Moreover, the court found that it had specific personal jurisdiction over Mylan Pharma given its contacts directed at the State of Delaware. This suit arises from Mylan’s ANDA filing, which is a prerequisite to obtaining FDA approval, which is necessary in order to sell Mylan’s generic product in the US, including in Delaware. More directly, this lawsuit arises from Mylan Pharma’s sending the Mylan Notice Letter to Plaintiffs, including to Acorda, a Delaware corporation. At the time Mylan Pharma sent the Mylan Notice Letter to Acorda, Acorda had already initiated litigation in Delaware to enforce the Ampyra patents against efforts to introduce generic Ampyra to the US market. Therefore, when it sent the Mylan Notice Letter to Acorda, Mylan Pharma knew or should have known that: (i) Acorda is a Delaware corporation; (ii) Acorda had already begun litigating the Ampyra patents in the District of Delaware by filing suit against another ANDA filer (Actavis) here; (iii) Acorda would file suit against Mylan Pharma within 45 days of receiving the Mylan Notice Letter; and (iv) to obtain the efficiencies of coordinated litigation in a single district, Plaintiffs would almost certainly sue Mylan Pharma in Delaware.
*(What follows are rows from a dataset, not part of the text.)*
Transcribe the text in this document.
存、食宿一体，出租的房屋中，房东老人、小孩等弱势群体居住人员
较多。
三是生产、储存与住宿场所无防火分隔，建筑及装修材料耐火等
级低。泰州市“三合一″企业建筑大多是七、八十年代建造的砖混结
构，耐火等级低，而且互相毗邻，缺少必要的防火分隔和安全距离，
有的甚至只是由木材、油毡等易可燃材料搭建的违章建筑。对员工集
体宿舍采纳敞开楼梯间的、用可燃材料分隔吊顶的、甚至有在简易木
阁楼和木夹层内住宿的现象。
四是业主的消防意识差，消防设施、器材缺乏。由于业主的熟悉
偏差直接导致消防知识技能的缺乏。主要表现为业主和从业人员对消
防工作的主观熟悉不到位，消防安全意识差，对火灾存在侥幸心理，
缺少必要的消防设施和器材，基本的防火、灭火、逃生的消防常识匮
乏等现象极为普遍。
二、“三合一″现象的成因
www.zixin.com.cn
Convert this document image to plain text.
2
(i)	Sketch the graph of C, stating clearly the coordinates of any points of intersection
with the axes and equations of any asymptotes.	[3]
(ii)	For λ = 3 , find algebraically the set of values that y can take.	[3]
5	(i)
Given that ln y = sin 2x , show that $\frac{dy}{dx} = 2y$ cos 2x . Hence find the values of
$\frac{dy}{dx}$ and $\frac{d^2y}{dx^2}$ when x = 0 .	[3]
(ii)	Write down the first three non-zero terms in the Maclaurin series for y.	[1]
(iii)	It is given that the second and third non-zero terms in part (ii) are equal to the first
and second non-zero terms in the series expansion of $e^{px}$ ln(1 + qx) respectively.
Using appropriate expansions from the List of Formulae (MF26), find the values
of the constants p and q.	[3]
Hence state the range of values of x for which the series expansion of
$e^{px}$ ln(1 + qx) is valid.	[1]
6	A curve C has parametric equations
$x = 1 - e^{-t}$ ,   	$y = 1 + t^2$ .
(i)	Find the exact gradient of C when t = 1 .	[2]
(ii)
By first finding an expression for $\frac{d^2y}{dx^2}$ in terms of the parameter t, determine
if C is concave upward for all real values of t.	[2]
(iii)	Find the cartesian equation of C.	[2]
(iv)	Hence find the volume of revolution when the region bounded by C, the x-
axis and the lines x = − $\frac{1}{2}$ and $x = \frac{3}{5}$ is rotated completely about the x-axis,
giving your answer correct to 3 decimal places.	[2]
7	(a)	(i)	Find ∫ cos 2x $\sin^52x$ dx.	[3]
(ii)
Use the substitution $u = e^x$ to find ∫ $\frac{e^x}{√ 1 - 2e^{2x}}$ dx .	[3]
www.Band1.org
Mylan Pharma has directed other activities at Delaware, including registering to do the business there, appointing a registered agent to accept service of process there, and registering with the Delaware Board of Pharmacy as a “Pharmacy/Wholesale” and “Distributor/Manufacturer CSR.” Mylan Pharma has also been a frequent litigant in the District of Delaware, in precisely the type of case now before the Court and its business model is expressly dependent on the certainty of its participation in such litigation. And although it appears that specific jurisdiction has traditionally been disfavored as a basis for finding personal jurisdiction in an ANDA case—a point highlighted in Judge Sleet’s contrary opinion—in a “post-Daimler world, it may very well be that specific jurisdiction becomes a more prominent basis for exercising jurisdiction in ANDA cases.”
Finally, with regard to Acorda’s agency theory as the basis for personal jurisdiction, the Court found that such a claim was not frivolous and granted Acorda’s motion for jurisdictional discovery.